Non que la réalisation scénique de Christian Schiaretti, au Théâtre des Champs-Elysées, ait paru très aboutie… Comme souvent, de nos jours, le scénographe en dit beaucoup plus dans le programme de salle, où il analyse savamment les thèmes de la gémellité, du double, de la politique spartiate, qu’il n’en montre sur le plateau.
Celui-ci représente… le Théâtre des Champs-Elysées, ou, du moins, une sorte de « double », réduit et soigné, de l’intérieur du bâtiment. Admettons d’ailleurs que Schiaretti et son décorateur voient assez juste, en termes de tonalité, lorsqu’ils rattachent la salle de l’avenue Montaigne, construite en 1913, à un « rêve grec », dans lequel ils englobent aussi la seconde tragédie lyrique de Rameau, la plus épurée, la plus néoclassique.
A ce titre, l’élégance Art déco qu’ils confèrent à leur production (ou, du moins, aux costumes des dames, très années 1920), n’a rien de déplacé, non plus que la grâce à la fois langoureuse et contrainte qu’ils imposent aux personnages. Mais l’abus de cuirasses dorées et de lances brandies empèse le propos, d’ailleurs nourri par trop peu d’événements scéniques.
Quelques réussites - la soudaine sauvagerie de la populace dans « Que l’enfer applaudisse !», devant laquelle Télaïre recule de dégoût ; les conclusions d’acte gérées diminuendo ; le dénouement étoilé - ne suffisent pas à construire une dramaturgie, ni à excuser la banalité des propositions de l’Acte IV : si l’enfer rappelle l’univers des Xmen ou de Hellboy, le paradis, c’est-à-dire les Champs-Elysées, est un endroit où il fait bon… dormir ! Les gérants du théâtre apprécieront.
Ajoutons que la scénographie se voit trop souvent phagocytée par une chorégraphie (d’Andonis Foniadakis) tout en jetés de bras et de jambes, que Schiaretti juge percutante mais qui nous a surtout paru mimer une pub pour déodorant.
Même approximation côté orchestre. Hervé Niquet, chef vigoureux mais ne faisant pas dans la dentelle, a-t-il de véritables affinités avec l’arachnéen Rameau ? Avec Platée, avec Les Indes, peut-être, mais avec l’altier Castor… Son récitatif, qui court à marche forcée, ne respire jamais. Ailleurs, le trais reste épais, fruste, parfois efficace (une cérémonie funèbre, une chaconne assez sensuelles, malgré l’abus de marcato), trop souvent appuyé en même temps qu’imprécis.

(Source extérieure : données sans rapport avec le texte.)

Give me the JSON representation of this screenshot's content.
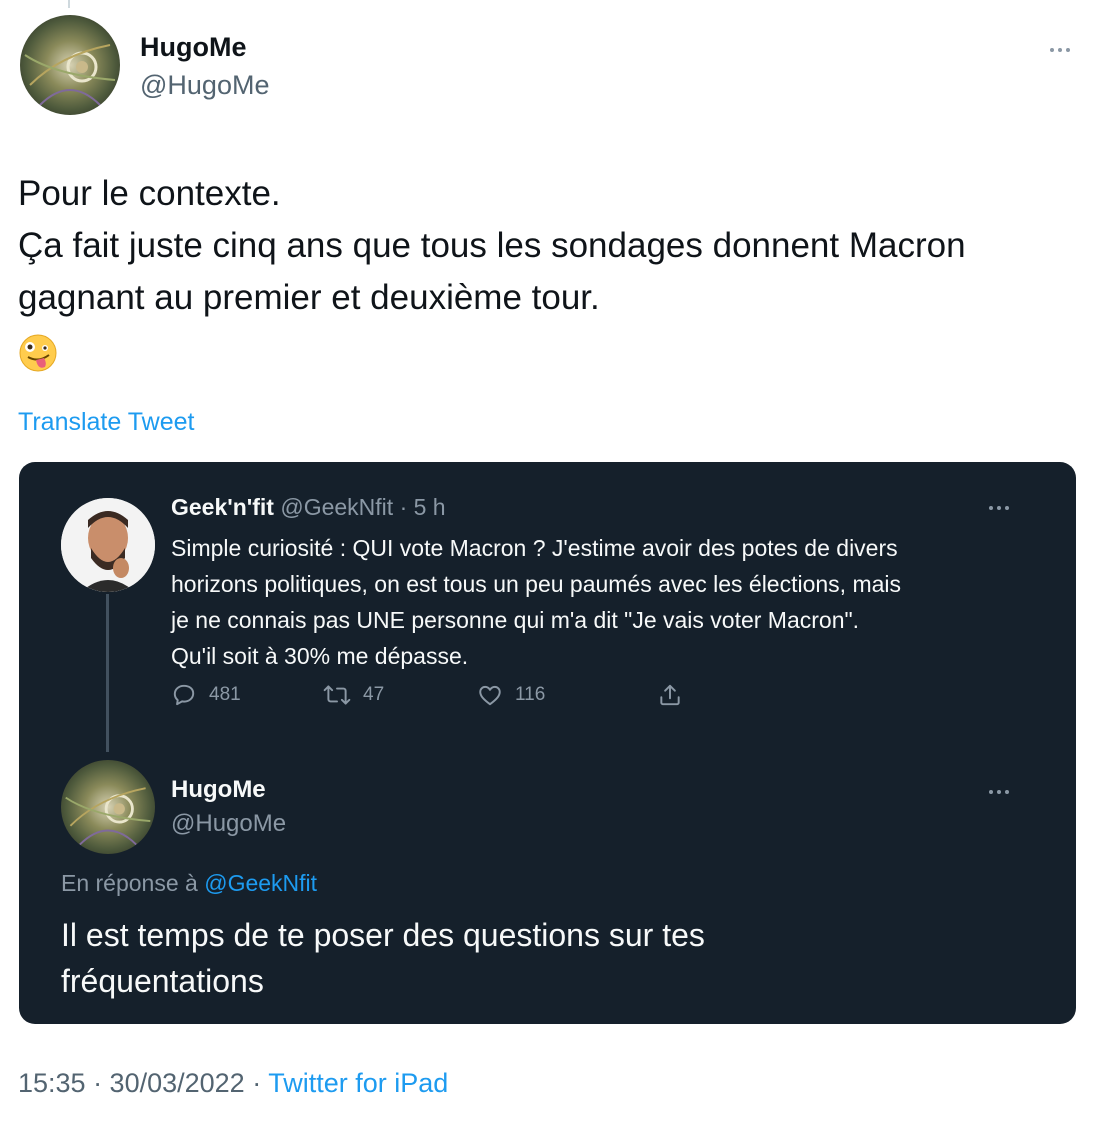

L’orchestre, et surtout le chœur, sont au diapason de cette vision brutale : parfois enthousiasmants par leur fougue, parfois franchement grossiers (l’Acte III).
Si tous les solistes avaient été du gabarit du bel Edwin Crossley-Mercer - Pollux sonore, mordant, compact, mais guère doué pour le legato (« Présent des dieux ») -, la distribution aurait, elle aussi, paru en phase avec la direction d’orchestre. Mais pourquoi, en Castor, avoir choisi le frêle John Tessier (jolie petite voix cristalline à la Anders Dahlin, encore fort timorée, scolaire dans ses airs et qui ne semble se réveiller qu’à l’Acte V) – pourquoi, alors qu’on dispose du solaire, juvénile et éclatant Reinoud van Mechelen (qui casse la baraque, devant le rideau baissé, dans la redoutable ariette de l’Athlète) ?! L’imposant mais bougonnant Jean Teitgen (Jupiter) et le probe Marc Labonenette (le Grand-prêtre) complètent ce bizarre panel masculin.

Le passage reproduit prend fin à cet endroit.